Computational Mathematics and Scientific Computing Seminar

Operator learning without the adjoint

Time and Location:

March 06, 2026 at 10AM; Warren Weaver Hall, Room 1302

Speaker:

Diana Halikias, New York University

Abstract:

There is a mystery at the heart of operator learning: how can one recover a non-self-adjoint operator from data without probing the adjoint? Current practical approaches suggest that one can accurately recover an operator while only using data generated by the forward action of the operator without access to the adjoint. However, naively, it seems essential to sample the action of the adjoint. We partially explain this mystery by proving that without querying the adjoint, one can approximate a family of non-self-adjoint infinite-dimensional compact operators via projection onto a Fourier basis.
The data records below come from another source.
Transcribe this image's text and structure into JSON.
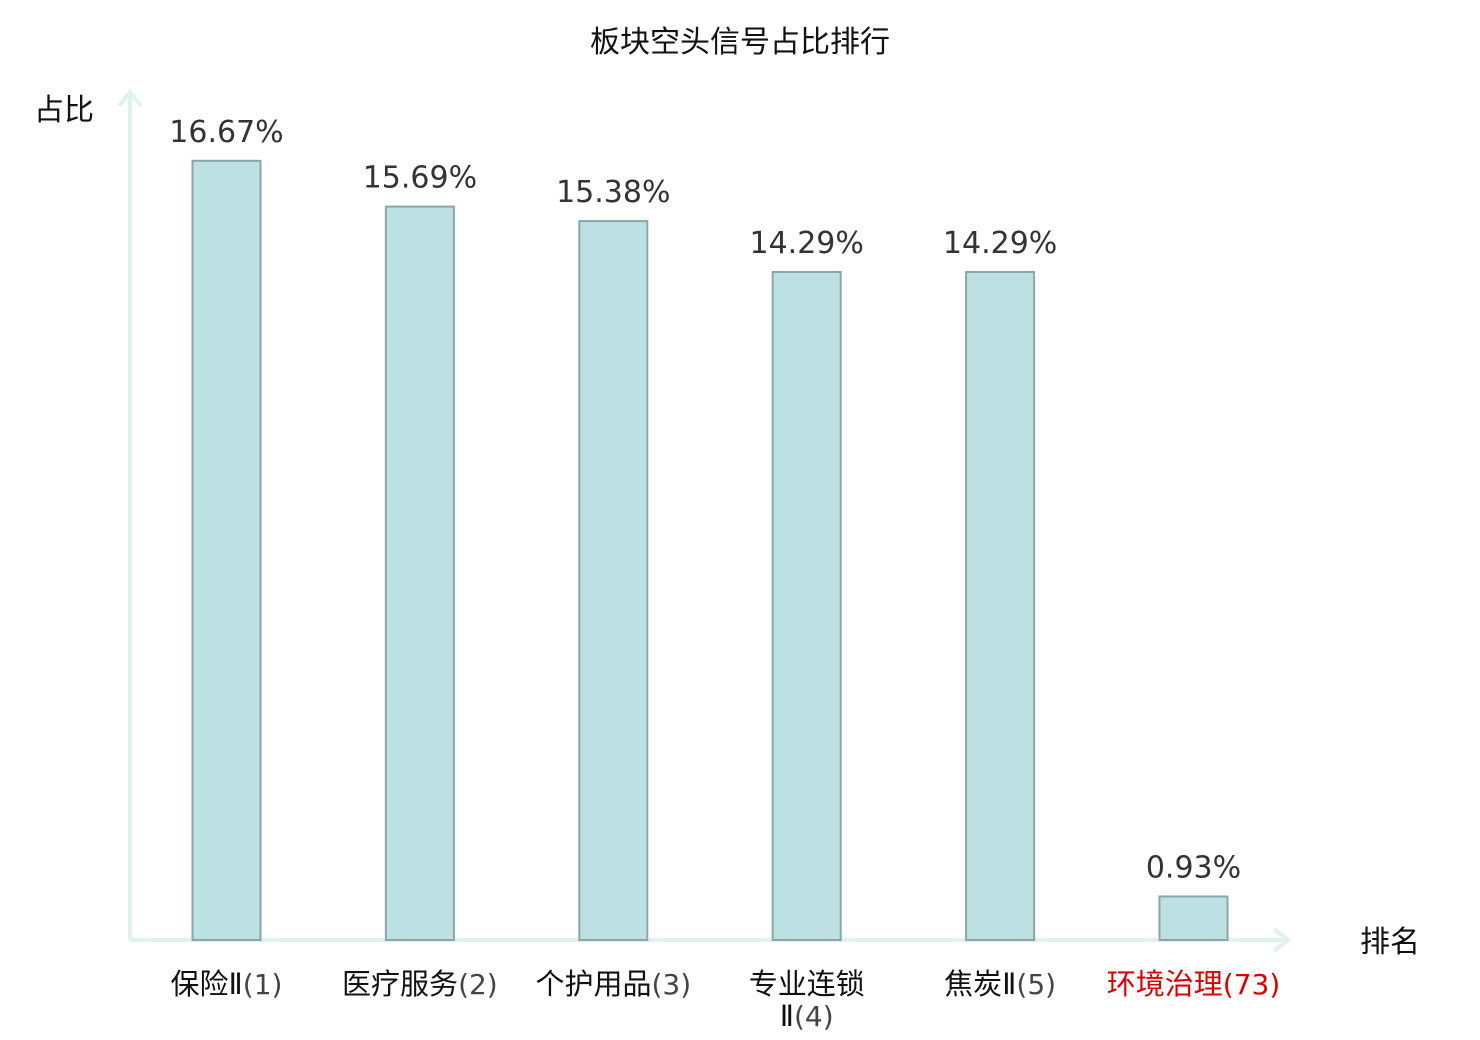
{
  "chart_data": {
    "type": "bar",
    "title": "板块空头信号占比排行",
    "xlabel": "排名",
    "ylabel": "占比",
    "ylim": [
      0,
      17.5
    ],
    "grid": false,
    "categories": [
      {
        "name": "保险Ⅱ",
        "rank": "(1)",
        "label": "16.67%"
      },
      {
        "name": "医疗服务",
        "rank": "(2)",
        "label": "15.69%"
      },
      {
        "name": "个护用品",
        "rank": "(3)",
        "label": "15.38%"
      },
      {
        "name": "专业连锁",
        "name_line2": "Ⅱ",
        "rank": "(4)",
        "label": "14.29%"
      },
      {
        "name": "焦炭Ⅱ",
        "rank": "(5)",
        "label": "14.29%"
      },
      {
        "name": "环境治理",
        "rank": "(73)",
        "label": "0.93%",
        "highlight": true
      }
    ],
    "values": [
      16.67,
      15.69,
      15.38,
      14.29,
      14.29,
      0.93
    ],
    "colors": {
      "bar_fill": "#bde1e3",
      "bar_stroke": "#8aa6a8",
      "axis": "#e0f2ef",
      "highlight": "#dd0000",
      "rank_text": "#444444",
      "category_text": "#111111"
    }
  }
}
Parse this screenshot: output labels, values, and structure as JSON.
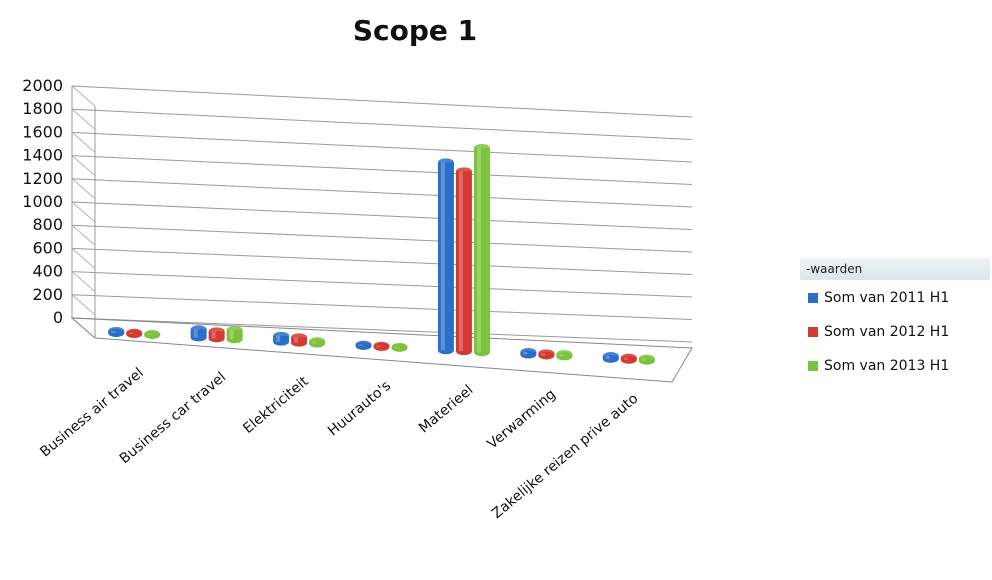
{
  "chart_data": {
    "type": "bar",
    "title": "Scope 1",
    "categories": [
      "Business air travel",
      "Business car travel",
      "Elektriciteit",
      "Huurauto's",
      "Materieel",
      "Verwarming",
      "Zakelijke reizen prive auto"
    ],
    "series": [
      {
        "name": "Som van 2011 H1",
        "color": "#2a6fc9",
        "values": [
          18,
          70,
          50,
          12,
          1620,
          22,
          24
        ]
      },
      {
        "name": "Som van 2012 H1",
        "color": "#d33a32",
        "values": [
          12,
          60,
          45,
          10,
          1550,
          18,
          18
        ]
      },
      {
        "name": "Som van 2013 H1",
        "color": "#7cc23d",
        "values": [
          8,
          80,
          20,
          8,
          1760,
          20,
          18
        ]
      }
    ],
    "yticks": [
      0,
      200,
      400,
      600,
      800,
      1000,
      1200,
      1400,
      1600,
      1800,
      2000
    ],
    "ylim": [
      0,
      2000
    ],
    "grid": true,
    "legend_title": "-waarden",
    "legend_position": "right"
  }
}
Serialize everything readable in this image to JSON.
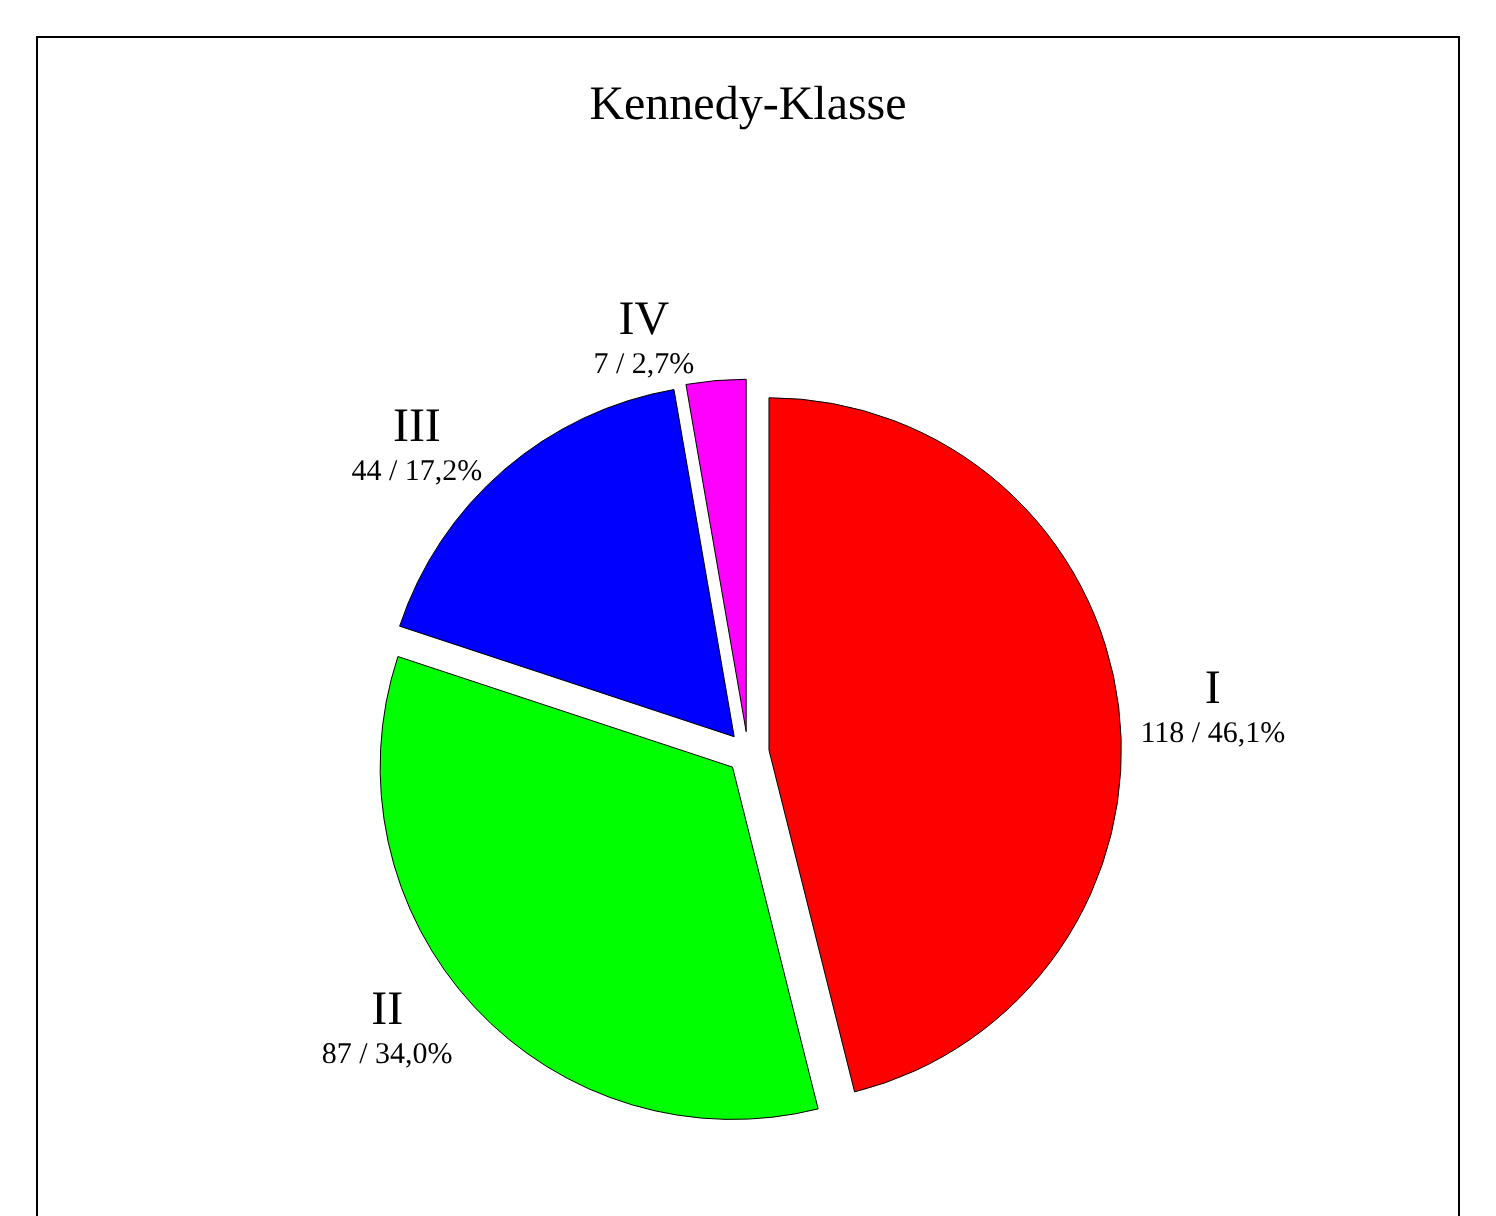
{
  "chart_data": {
    "type": "pie",
    "title": "Kennedy-Klasse",
    "categories": [
      "I",
      "II",
      "III",
      "IV"
    ],
    "values": [
      118,
      87,
      44,
      7
    ],
    "value_labels": [
      "118 / 46,1%",
      "87 / 34,0%",
      "44 / 17,2%",
      "7 / 2,7%"
    ],
    "colors": [
      "#ff0000",
      "#00ff00",
      "#0000ff",
      "#ff00ff"
    ],
    "legend": false
  }
}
We then apply the result to recovering Green's functions of elliptic partial differential operators and derive an adjoint-free sample complexity bound. While existing theory justifies low sample complexity in operator learning, ours is the first adjoint-free analysis that attempts to close the gap between theory and practice. Time permitting, we also explore a closely related question in randomized numerical linear algebra: when is access to both forward and transpose matrix-vector products essential? We discuss the role of transpose access in sketching algorithms for low-rank approximation, least-squares problems, and norm estimation.